The liquid to be measured flows in the direction of the arrow through the measuring tube 1. SO to S2 and EO to E 2 are arranged opposite, connected to the pipe ends 8 and 9 wei η inlet and outlet of the liquid. The radiation sources and receivers are constantly in operation. They are connected to the control unit 10, which simultaneously takes over the evaluation and display of the measured value.

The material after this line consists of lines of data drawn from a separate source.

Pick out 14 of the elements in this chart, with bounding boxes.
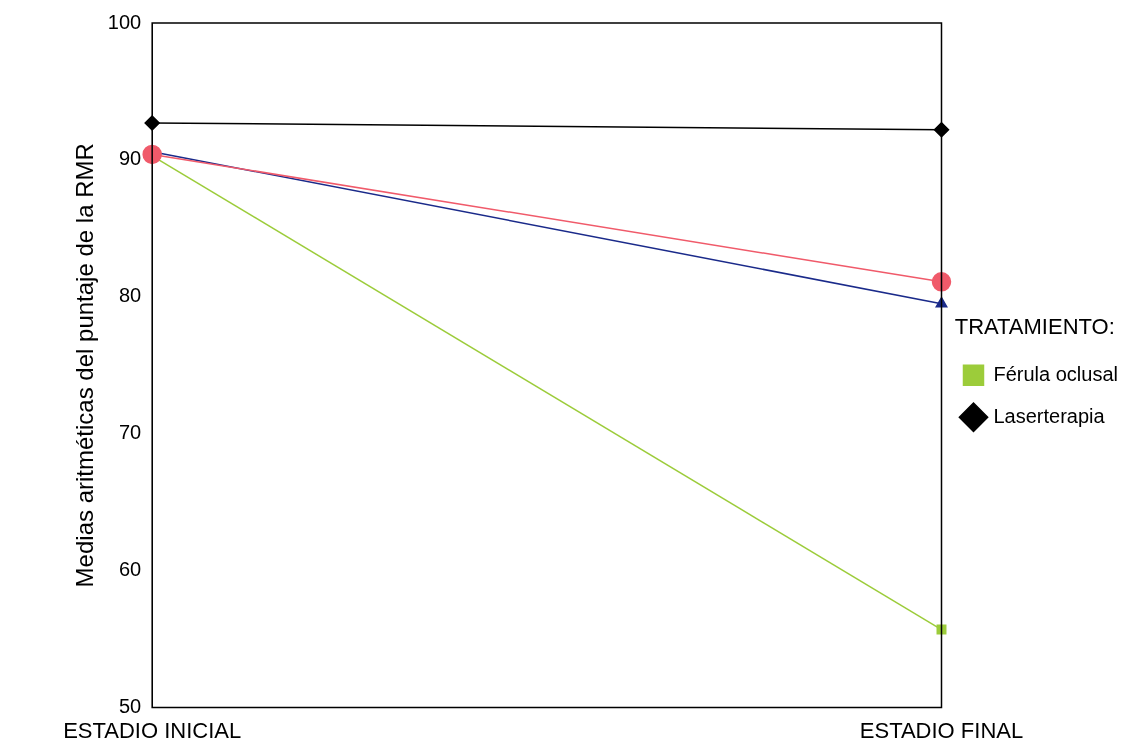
point: [931, 272, 952, 292]
y-tick-label: 80: [118, 284, 142, 307]
y-tick-label: 70: [118, 421, 142, 444]
x-tick-label: ESTADIO FINAL: [859, 717, 1024, 743]
x-tick-label: ESTADIO INICIAL: [63, 717, 242, 743]
y-axis-title: Medias aritméticas del puntaje de la RMR: [71, 143, 99, 588]
point: [142, 144, 162, 165]
y-tick-label: 90: [118, 147, 142, 170]
legend-label: Laserterapia: [993, 404, 1106, 427]
y-tick-label: 50: [118, 695, 142, 718]
legend-title: TRATAMIENTO:: [954, 313, 1115, 339]
y-tick-label: 60: [118, 558, 142, 581]
y-tick-label: 100: [107, 10, 142, 33]
legend-label: Férula oclusal: [993, 362, 1119, 385]
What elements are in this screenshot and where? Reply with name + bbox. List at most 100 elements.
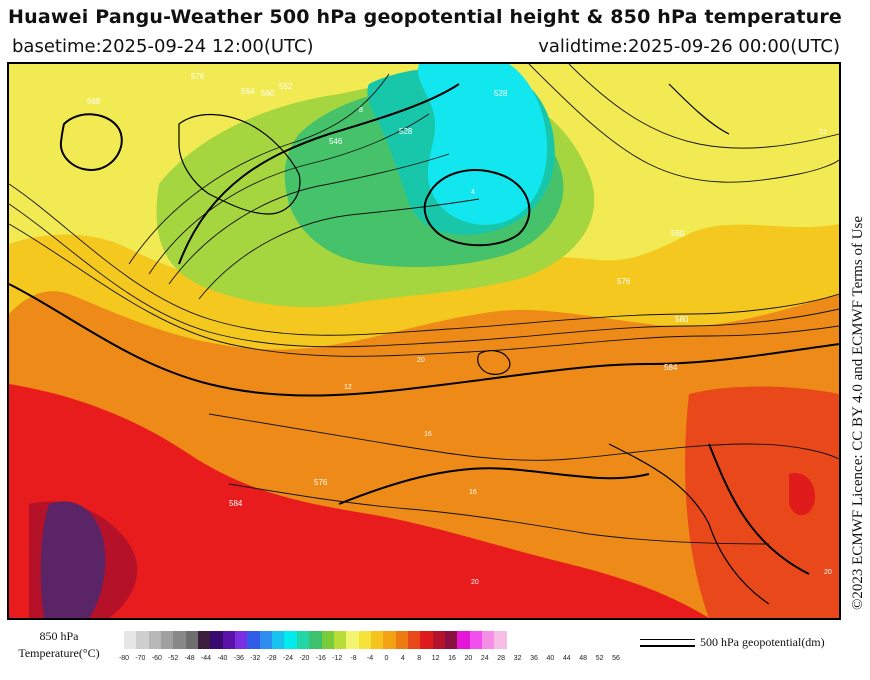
colorbar-swatch	[259, 631, 273, 649]
thin-line-sample	[640, 639, 695, 640]
colorbar-tick: -28	[266, 655, 277, 662]
geopotential-contours-thin	[9, 64, 839, 545]
contour-label: 552	[279, 82, 293, 91]
colorbar-tick-labels: -80 -70 -60 -52 -48 -44 -40 -36 -32 -28 -24 -20 -16-…	[118, 655, 638, 667]
contour-label: 576	[191, 72, 205, 81]
contour-label: 576	[314, 478, 328, 487]
colorbar-swatch	[321, 631, 334, 649]
colorbar-swatch	[346, 631, 359, 649]
colorbar-swatch	[395, 631, 408, 649]
contour-label: 568	[87, 97, 101, 106]
temperature-field-east-hot	[789, 473, 815, 516]
colorbar-tick: 36	[530, 655, 538, 662]
contour-label: 546	[329, 137, 343, 146]
colorbar-tick: 24	[480, 655, 489, 662]
colorbar-swatch	[296, 631, 310, 649]
colorbar-tick: -70	[135, 655, 146, 662]
colorbar-swatch	[370, 631, 384, 649]
weather-map-canvas: 576 552 568 564 560 546 528 528 560 576 …	[9, 64, 839, 618]
colorbar-tick: 16	[448, 655, 456, 662]
colorbar-swatch	[284, 631, 297, 649]
colorbar-tick: 0	[384, 655, 389, 662]
temperature-label: 20	[824, 569, 832, 576]
colorbar-swatch	[407, 631, 421, 649]
contour-label: 528	[494, 89, 508, 98]
colorbar-tick: 4	[400, 655, 405, 662]
temperature-label: 4	[471, 189, 475, 196]
colorbar-tick: 28	[497, 655, 506, 662]
temperature-label: 12	[819, 129, 827, 136]
colorbar-swatch	[124, 631, 137, 649]
colorbar-swatch	[148, 631, 162, 649]
license-credit: ©2023 ECMWF Licence: CC BY 4.0 and ECMWF…	[850, 215, 866, 610]
colorbar-swatch	[173, 631, 186, 649]
colorbar-tick: -8	[350, 655, 357, 662]
colorbar-tick: 8	[417, 655, 422, 662]
temperature-field-east-warm	[685, 386, 839, 618]
colorbar-swatch	[333, 631, 347, 649]
colorbar-tick: 56	[612, 655, 620, 662]
colorbar-swatch	[136, 631, 149, 649]
temperature-field-hot	[9, 384, 709, 618]
colorbar-swatch	[309, 631, 322, 649]
colorbar-swatch	[247, 631, 260, 649]
colorbar-tick: -12	[332, 655, 343, 662]
colorbar-swatch	[432, 631, 445, 649]
contour-label: 580	[675, 315, 689, 324]
temperature-field-coldest	[417, 64, 548, 225]
colorbar-tick: 20	[464, 655, 473, 662]
colorbar-tick: -44	[200, 655, 212, 662]
colorbar-tick: 52	[595, 655, 604, 662]
colorbar-tick: 40	[546, 655, 555, 662]
contour-label: 560	[671, 229, 685, 238]
contour-label: 584	[229, 499, 243, 508]
colorbar-swatch	[481, 631, 495, 649]
colorbar-tick: -60	[151, 655, 162, 662]
colorbar-tick: -36	[233, 655, 244, 662]
contour-label: 528	[399, 127, 413, 136]
temperature-label: 20	[471, 579, 479, 586]
temperature-field-hottest	[40, 501, 106, 618]
contour-label: 564	[241, 87, 255, 96]
colorbar-tick: -80	[118, 655, 130, 662]
contour-label: 584	[664, 363, 678, 372]
basetime-label: basetime:2025-09-24 12:00(UTC)	[12, 36, 314, 57]
colorbar-swatch	[210, 631, 223, 649]
temperature-label: 8	[359, 107, 363, 114]
validtime-label: validtime:2025-09-26 00:00(UTC)	[538, 36, 840, 57]
thick-line-sample	[640, 645, 695, 647]
temperature-labels: 8 4 20 12 16 16 20 20 12	[344, 107, 832, 586]
colorbar-swatch	[272, 631, 285, 649]
colorbar-tick: -16	[315, 655, 326, 662]
geopotential-line-legend: 500 hPa geopotential(dm)	[640, 634, 860, 654]
colorbar-tick: 48	[579, 655, 588, 662]
geopotential-contours-thick	[9, 83, 839, 575]
colorbar-swatch	[494, 631, 507, 649]
chart-title: Huawei Pangu-Weather 500 hPa geopotentia…	[8, 6, 842, 28]
colorbar-tick: 32	[513, 655, 522, 662]
geopotential-legend-label: 500 hPa geopotential(dm)	[700, 635, 825, 649]
colorbar-tick: -52	[168, 655, 179, 662]
weather-map: 576 552 568 564 560 546 528 528 560 576 …	[7, 62, 841, 620]
colorbar-swatch	[198, 631, 211, 649]
colorbar-tick: -20	[299, 655, 310, 662]
colorbar-tick: -48	[184, 655, 195, 662]
colorbar-tick: 44	[562, 655, 571, 662]
colorbar-swatch	[457, 631, 470, 649]
temperature-label: 20	[417, 357, 425, 364]
colorbar-tick: -4	[366, 655, 374, 662]
colorbar-swatch	[222, 631, 236, 649]
colorbar-swatch	[358, 631, 371, 649]
temperature-label: 16	[469, 489, 477, 496]
contour-label: 576	[617, 277, 631, 286]
temperature-legend-line1: 850 hPa	[39, 629, 79, 643]
colorbar-swatch	[420, 631, 433, 649]
colorbar-swatch	[444, 631, 458, 649]
temperature-legend-title: 850 hPa Temperature(°C)	[10, 628, 108, 662]
colorbar-swatch	[469, 631, 482, 649]
coastlines	[178, 83, 770, 605]
colorbar-swatch	[235, 631, 248, 649]
colorbar-tick: -24	[282, 655, 294, 662]
colorbar-tick: -40	[217, 655, 228, 662]
temperature-label: 16	[424, 431, 432, 438]
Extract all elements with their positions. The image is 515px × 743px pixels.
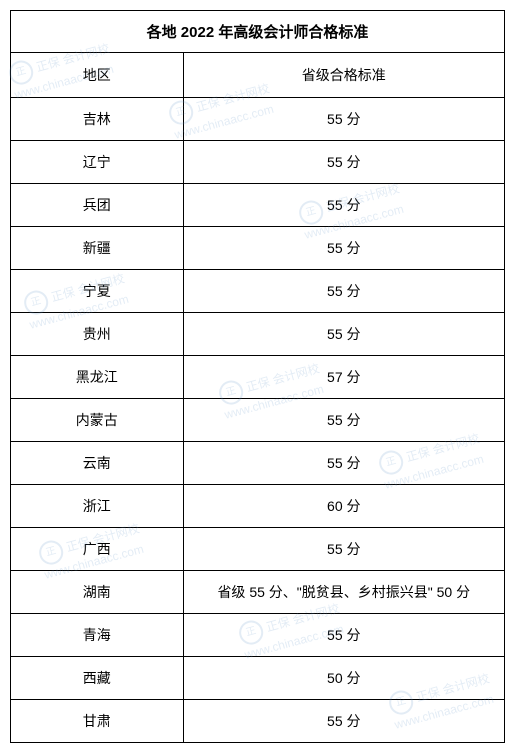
cell-score: 55 分 — [184, 442, 504, 484]
cell-score: 60 分 — [184, 485, 504, 527]
cell-score: 55 分 — [184, 184, 504, 226]
table-header-row: 地区 省级合格标准 — [11, 53, 504, 98]
table-row: 内蒙古 55 分 — [11, 399, 504, 442]
table-row: 兵团 55 分 — [11, 184, 504, 227]
cell-region: 湖南 — [11, 571, 184, 613]
cell-region: 甘肃 — [11, 700, 184, 742]
cell-score: 省级 55 分、"脱贫县、乡村振兴县" 50 分 — [184, 571, 504, 613]
table-title: 各地 2022 年高级会计师合格标准 — [11, 11, 504, 53]
table-row: 甘肃 55 分 — [11, 700, 504, 742]
cell-region: 黑龙江 — [11, 356, 184, 398]
header-region: 地区 — [11, 53, 184, 97]
cell-region: 吉林 — [11, 98, 184, 140]
table-row: 湖南 省级 55 分、"脱贫县、乡村振兴县" 50 分 — [11, 571, 504, 614]
cell-region: 浙江 — [11, 485, 184, 527]
cell-region: 西藏 — [11, 657, 184, 699]
table-row: 广西 55 分 — [11, 528, 504, 571]
table-row: 吉林 55 分 — [11, 98, 504, 141]
cell-region: 云南 — [11, 442, 184, 484]
cell-score: 55 分 — [184, 98, 504, 140]
cell-region: 广西 — [11, 528, 184, 570]
table-row: 黑龙江 57 分 — [11, 356, 504, 399]
table-row: 新疆 55 分 — [11, 227, 504, 270]
cell-region: 内蒙古 — [11, 399, 184, 441]
cell-region: 宁夏 — [11, 270, 184, 312]
cell-score: 55 分 — [184, 270, 504, 312]
header-standard: 省级合格标准 — [184, 53, 504, 97]
table-row: 云南 55 分 — [11, 442, 504, 485]
cell-region: 贵州 — [11, 313, 184, 355]
table-row: 青海 55 分 — [11, 614, 504, 657]
table-row: 辽宁 55 分 — [11, 141, 504, 184]
table-row: 贵州 55 分 — [11, 313, 504, 356]
cell-score: 55 分 — [184, 399, 504, 441]
cell-score: 55 分 — [184, 614, 504, 656]
cell-score: 55 分 — [184, 700, 504, 742]
cell-region: 辽宁 — [11, 141, 184, 183]
cell-score: 55 分 — [184, 528, 504, 570]
score-table: 各地 2022 年高级会计师合格标准 地区 省级合格标准 吉林 55 分 辽宁 … — [10, 10, 505, 743]
cell-score: 57 分 — [184, 356, 504, 398]
cell-score: 55 分 — [184, 227, 504, 269]
table-row: 宁夏 55 分 — [11, 270, 504, 313]
cell-score: 55 分 — [184, 141, 504, 183]
table-row: 西藏 50 分 — [11, 657, 504, 700]
table-row: 浙江 60 分 — [11, 485, 504, 528]
cell-score: 50 分 — [184, 657, 504, 699]
cell-region: 兵团 — [11, 184, 184, 226]
cell-region: 新疆 — [11, 227, 184, 269]
cell-region: 青海 — [11, 614, 184, 656]
cell-score: 55 分 — [184, 313, 504, 355]
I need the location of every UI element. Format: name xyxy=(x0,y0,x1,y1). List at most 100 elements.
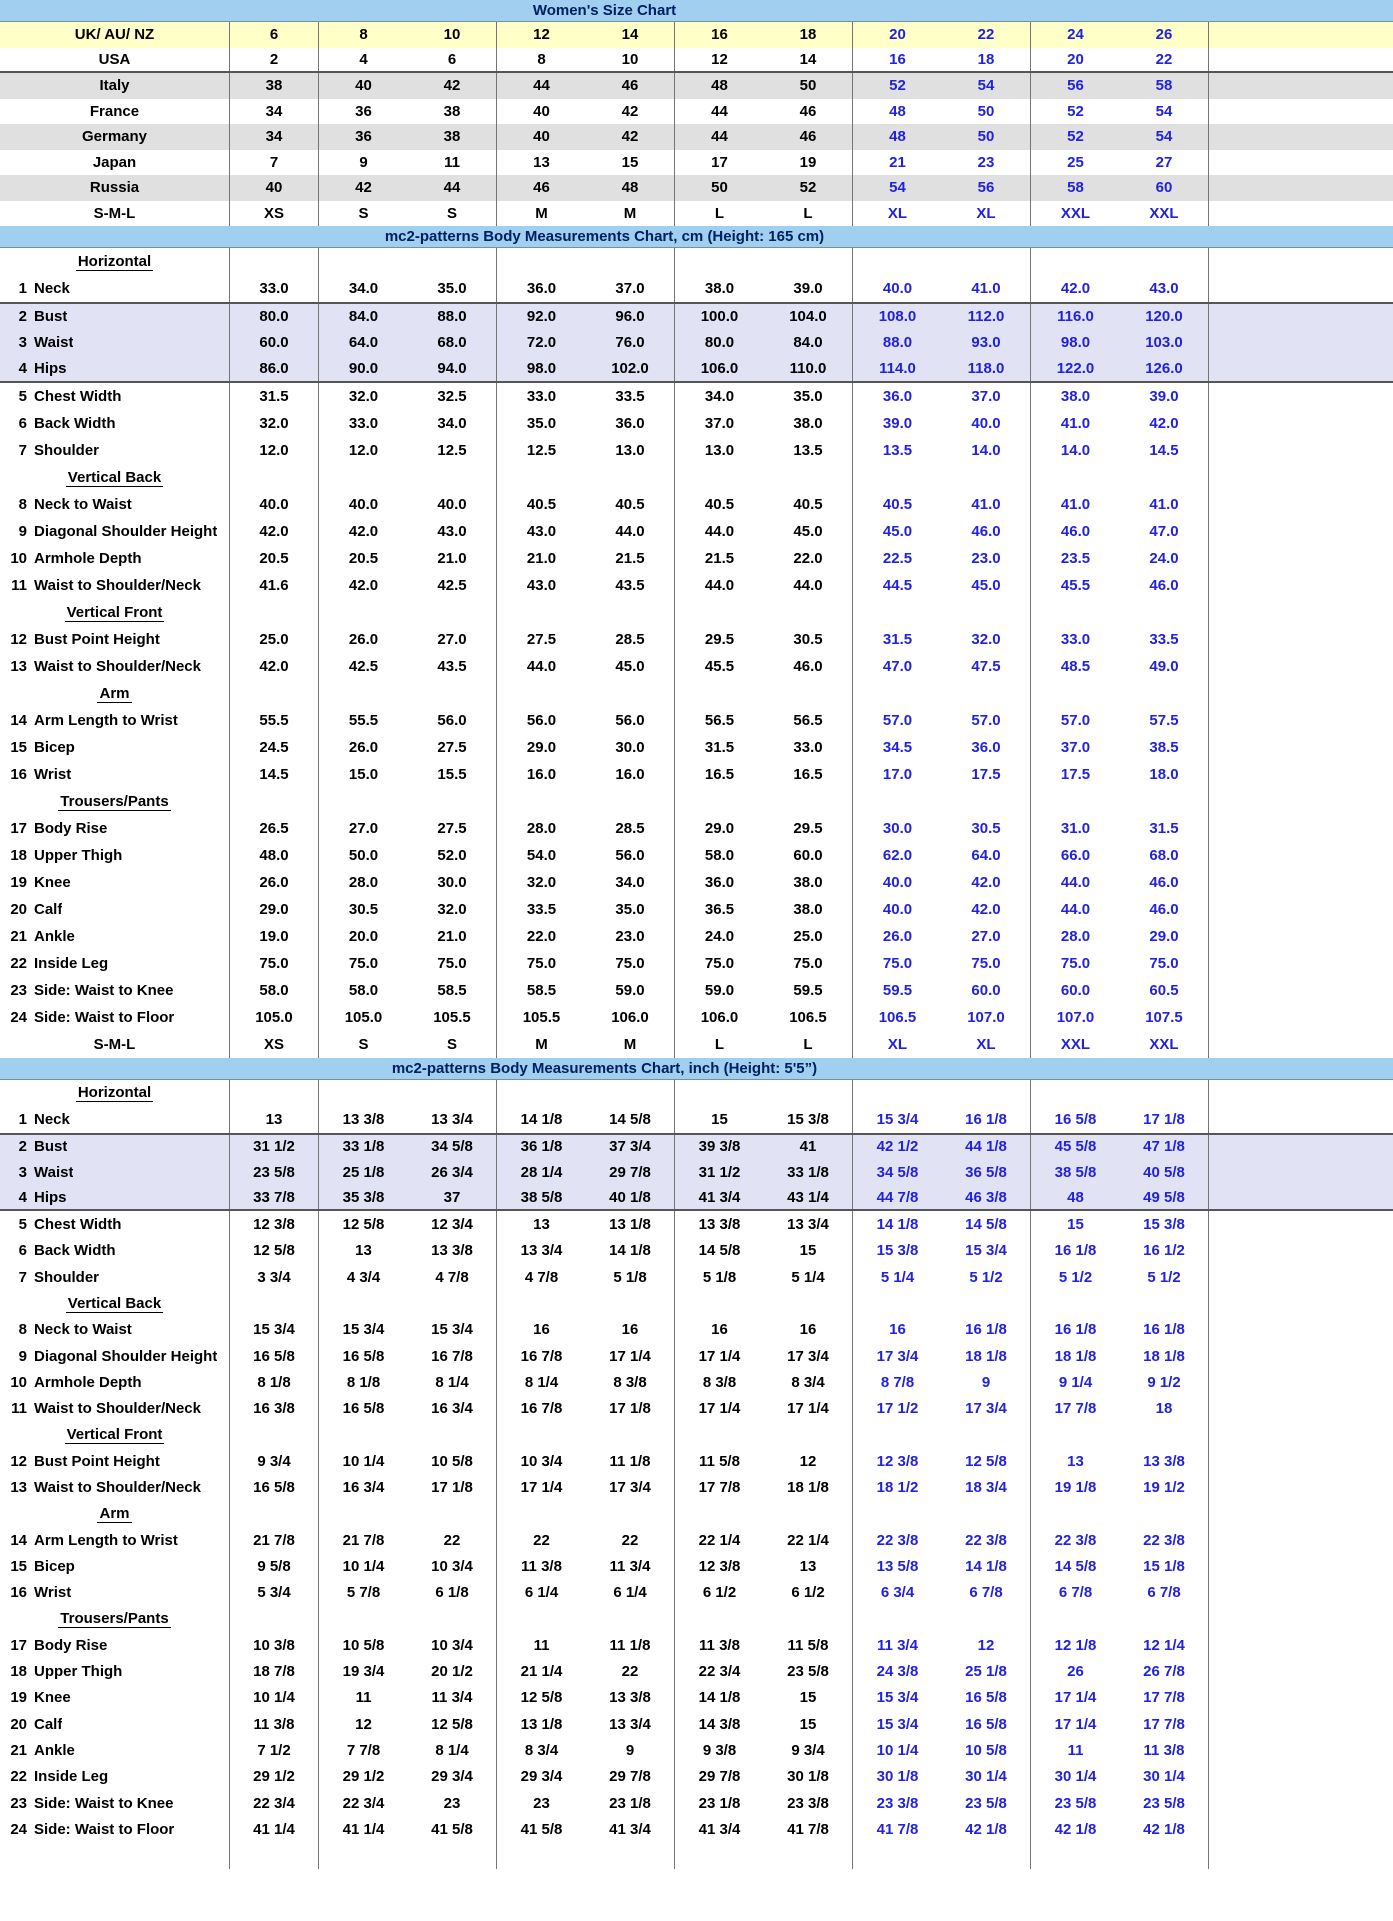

When a bubble 7 passes through the measuring location SO / EO, the display is set to zero, when passing the measuring location S1 / E1 the counting is started and at the measuring location S 2 / E 2 the cycle time is stopped. If stubble bubbles get into the measuring tube 1, they are compensated by the circuit logic, the measuring process is not interrupted. For the selected measuring range from 0.5 l / h to 2000 l / h, measuring tube diameters of 3mm to 12mm are used.

Claims (7)

1. A method for flow measurement of suspensions and emulsions by introducing a bubble of a specific lighter and not miscible with the suspension or emulsion medium, in particular a gas in a measuring tube and measuring the time which the bubble for a distance between defined measuring points in Measuring tube is required, the bladder is produced in a bubble chamber with a diameter greater than the diameter of the measuring tube, characterized in that the bladder flows through a partial flow of the measuring liquid, dio at 0.1 to 1 m / s, the bubble chamber, formed and by this partial flow in the same direction with the measuring liquid is discharged into this. 2. An apparatus for flow measurement of suspensions and emulsions, consisting of a measuring tube with a path defining optical or electrical sensors, an upstream cylindrical, conically tapered to the measuring tube inlet bladder chamber and a shut-off by a fine adjustment feed for a bubble forming medium, in particular a gas , characterized in that in the interior of the bubble chamber, a cylindrical, provided below with an opening bubble prechamber is arranged, wherein the supply for the bubble forming medium opens at an acute angle opposite to the flow direction of the measuring liquid in the bubble pre-chamber and has a fine adjustment in a known manner , 3. Apparatus according to claim 2, characterized in that the equivalent diameter of the bubble chamber is 2 to 3 times greater than the diameter of the measuring tube. 4. Apparatus according to claim 2, characterized gekonnzeichnet that the diameter of the bladder prechamber equal to the diameter of the measuring tube urd the length of the cylindrical portion of the bladder pre-chamber is 3 to 4 times the diameter of the measuring tube. 5. Apparatus according to claim 2 and 4, characterized in that the bubble pre-chamber in the direction of flow has a central opening of 0.5 to 1.5 mm, preferably 1 mm in diameter. 6. Apparatus according to claim 2 and 4, characterized in that the lateral feed to the bladder prechamber an angle between 0 and 45 ° to the central axis of this and the diameter of the feed equal to that of the measuring tube corresponds. 7. Apparatus according to claim 2 and 6, characterized in that the supply of the fine adjustment to the bubble pre-chamber is 2 to 5 times the diameter of the measuring tube.